Looking guardedly at Law, Sean was startled to see a frustrated anger not unlike his own in the fellow's eyes. He paused to consider it, and as he did, he found himself listening as the fellow started to talk.
Parting from Law as his uncle's house came into sight, Sean reviewed their conversation in his mind, knowing that he had no choice. He must find out the truth.
"I demand an answer, Letty. Is it true?"
The silent bedroom had never seemed so still as it did when her dear husband faced Letty with his tense question. She assessed his angry expression in silence. There had been no signs of agitation in Martin's demeanor when he and David arrived home from the mine earlier. Having spent an hour or more working in the library before supper, he had been highly conversant at the dinner table, and she had enjoyed his good humor as a respite from the agitation she knew David strove to hide after speaking with Meghan O'Connor.

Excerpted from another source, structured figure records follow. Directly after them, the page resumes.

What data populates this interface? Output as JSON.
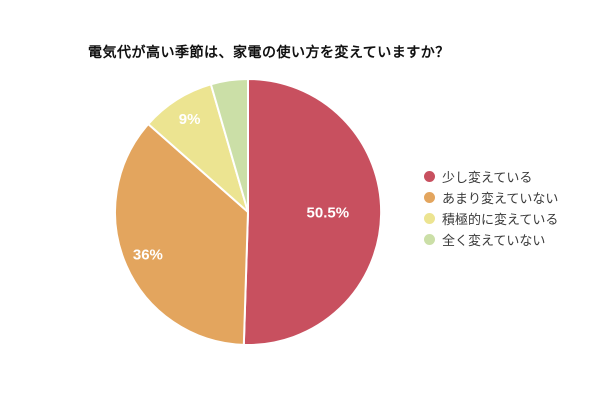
{
  "chart_data": {
    "type": "pie",
    "title": "電気代が高い季節は、家電の使い方を変えていますか？",
    "legend_position": "right",
    "start_angle_deg": 0,
    "direction": "clockwise",
    "background_color": "#ffffff",
    "slice_stroke_color": "#ffffff",
    "value_label_color": "#ffffff",
    "segments": [
      {
        "label": "少し変えている",
        "value": 50.5,
        "display": "50.5%",
        "color": "#c8505f"
      },
      {
        "label": "あまり変えていない",
        "value": 36.0,
        "display": "36%",
        "color": "#e3a55e"
      },
      {
        "label": "積極的に変えている",
        "value": 9.0,
        "display": "9%",
        "color": "#ece491"
      },
      {
        "label": "全く変えていない",
        "value": 4.5,
        "display": "",
        "color": "#cbdfa7"
      }
    ]
  }
}
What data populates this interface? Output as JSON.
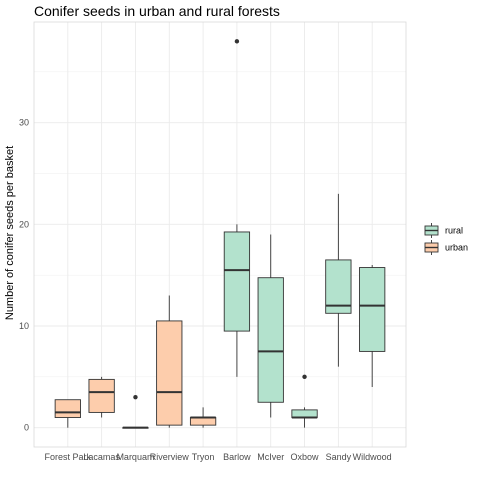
{
  "chart_data": {
    "type": "boxplot",
    "title": "Conifer seeds in urban and rural forests",
    "xlabel": "",
    "ylabel": "Number of conifer seeds per basket",
    "ylim": [
      -1.9,
      39.9
    ],
    "y_ticks": [
      0,
      10,
      20,
      30
    ],
    "grid": true,
    "legend_position": "right",
    "colors": {
      "rural": "#b3e2cd",
      "urban": "#fdcdac",
      "panel_background": "#ffffff",
      "grid": "#ebebeb",
      "panel_border": "#d9d9d9",
      "box_outline": "#333333"
    },
    "series": [
      {
        "name": "rural",
        "color": "#b3e2cd"
      },
      {
        "name": "urban",
        "color": "#fdcdac"
      }
    ],
    "categories": [
      "Forest Park",
      "Lacamas",
      "Marquam",
      "Riverview",
      "Tryon",
      "Barlow",
      "McIver",
      "Oxbow",
      "Sandy",
      "Wildwood"
    ],
    "boxes": [
      {
        "category": "Forest Park",
        "group": "urban",
        "min": 0,
        "q1": 1,
        "median": 1.5,
        "q3": 2.75,
        "max": 2.75,
        "outliers": []
      },
      {
        "category": "Lacamas",
        "group": "urban",
        "min": 1,
        "q1": 1.5,
        "median": 3.5,
        "q3": 4.75,
        "max": 5,
        "outliers": []
      },
      {
        "category": "Marquam",
        "group": "urban",
        "min": 0,
        "q1": 0,
        "median": 0,
        "q3": 0,
        "max": 0,
        "outliers": [
          3
        ]
      },
      {
        "category": "Riverview",
        "group": "urban",
        "min": 0,
        "q1": 0.25,
        "median": 3.5,
        "q3": 10.5,
        "max": 13,
        "outliers": []
      },
      {
        "category": "Tryon",
        "group": "urban",
        "min": 0,
        "q1": 0.25,
        "median": 1,
        "q3": 1,
        "max": 2,
        "outliers": []
      },
      {
        "category": "Barlow",
        "group": "rural",
        "min": 5,
        "q1": 9.5,
        "median": 15.5,
        "q3": 19.25,
        "max": 20,
        "outliers": [
          38
        ]
      },
      {
        "category": "McIver",
        "group": "rural",
        "min": 1,
        "q1": 2.5,
        "median": 7.5,
        "q3": 14.75,
        "max": 19,
        "outliers": []
      },
      {
        "category": "Oxbow",
        "group": "rural",
        "min": 0,
        "q1": 1,
        "median": 1,
        "q3": 1.75,
        "max": 2,
        "outliers": [
          5
        ]
      },
      {
        "category": "Sandy",
        "group": "rural",
        "min": 6,
        "q1": 11.25,
        "median": 12,
        "q3": 16.5,
        "max": 23,
        "outliers": []
      },
      {
        "category": "Wildwood",
        "group": "rural",
        "min": 4,
        "q1": 7.5,
        "median": 12,
        "q3": 15.75,
        "max": 16,
        "outliers": []
      }
    ]
  }
}
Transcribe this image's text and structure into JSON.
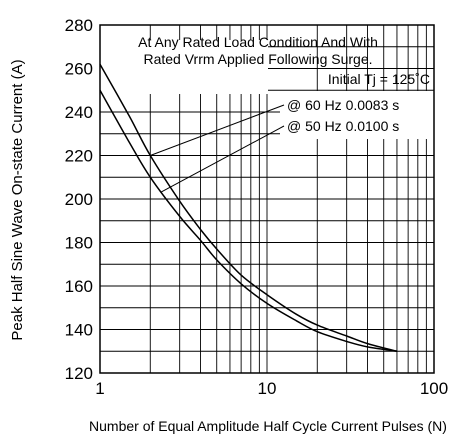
{
  "chart_data": {
    "type": "line",
    "xlabel": "Number of Equal Amplitude Half Cycle Current Pulses (N)",
    "ylabel": "Peak Half Sine Wave On-state Current (A)",
    "xscale": "log",
    "xlim": [
      1,
      100
    ],
    "ylim": [
      120,
      280
    ],
    "grid": true,
    "x_tick_labels": [
      "1",
      "10",
      "100"
    ],
    "y_tick_labels": [
      "120",
      "140",
      "160",
      "180",
      "200",
      "220",
      "240",
      "260",
      "280"
    ],
    "annotations": [
      "At Any Rated Load Condition And With",
      "Rated Vrrm Applied Following Surge.",
      "Initial Tj = 125˚C"
    ],
    "series": [
      {
        "name": "@ 60 Hz 0.0083 s",
        "x": [
          1,
          1.5,
          2,
          3,
          4,
          5,
          7,
          10,
          15,
          20,
          30,
          40,
          60
        ],
        "y": [
          262,
          238,
          220,
          199,
          186,
          177,
          165,
          156,
          147,
          142,
          137,
          133.5,
          130
        ]
      },
      {
        "name": "@ 50 Hz 0.0100 s",
        "x": [
          1,
          1.5,
          2,
          3,
          4,
          5,
          7,
          10,
          15,
          20,
          30,
          40,
          60
        ],
        "y": [
          250,
          226,
          210,
          192,
          181,
          172,
          161,
          152,
          144,
          139,
          134.5,
          132,
          130
        ]
      }
    ]
  }
}
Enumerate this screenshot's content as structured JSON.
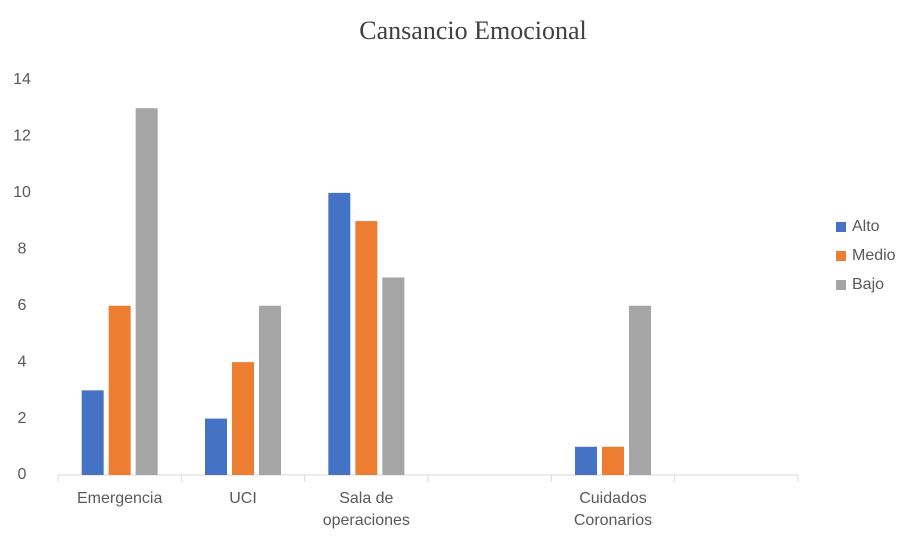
{
  "chart_data": {
    "type": "bar",
    "title": "Cansancio Emocional",
    "categories": [
      "Emergencia",
      "UCI",
      "Sala de operaciones",
      null,
      "Cuidados Coronarios",
      null
    ],
    "series": [
      {
        "name": "Alto",
        "color": "#4472c4",
        "values": [
          3,
          2,
          10,
          null,
          1,
          null
        ]
      },
      {
        "name": "Medio",
        "color": "#ed7d31",
        "values": [
          6,
          4,
          9,
          null,
          1,
          null
        ]
      },
      {
        "name": "Bajo",
        "color": "#a5a5a5",
        "values": [
          13,
          6,
          7,
          null,
          6,
          null
        ]
      }
    ],
    "ylim": [
      0,
      14
    ],
    "yticks": [
      0,
      2,
      4,
      6,
      8,
      10,
      12,
      14
    ],
    "grid": false,
    "legend": "right"
  }
}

She still had not forgotten the look on David's face when he returned from his talk with Meghan O'Connor. Simple words could not express the anxiety and the confused disappointment so obvious in his expression when he walked back into the house, and she had not found it necessary to inquire as to the girl's response to his proposal.
Letty had known from the first that the girl would refuse, for she prided herself that she understood the workings of the girl's mind far better than most. The reason was simple. Meghan O'Connor was instilled with the same strong sense of family as she, and with both her parents gone, the girl had become caretaker for all that remained of the O'Connor clan. The child would never desert those of her family remaining, no matter the inducement David offered.
How David could have overlooked that facet of the girl's character was a mystery to her. Or perhaps he had not overlooked it. Perhaps it was simply that David wanted so much to believe he could save the girl from her circumstances, that he had convinced himself he could.
In any case, it was over now, but Grace's visit with her father in his study after supper seemed to have stirred problems anew. She knew now that it had been a mistake allowing Grace to know what was going on. Grace was not as mature as she would have some think, and she wondered if more difficulty would result from her dear daughter's loose tongue.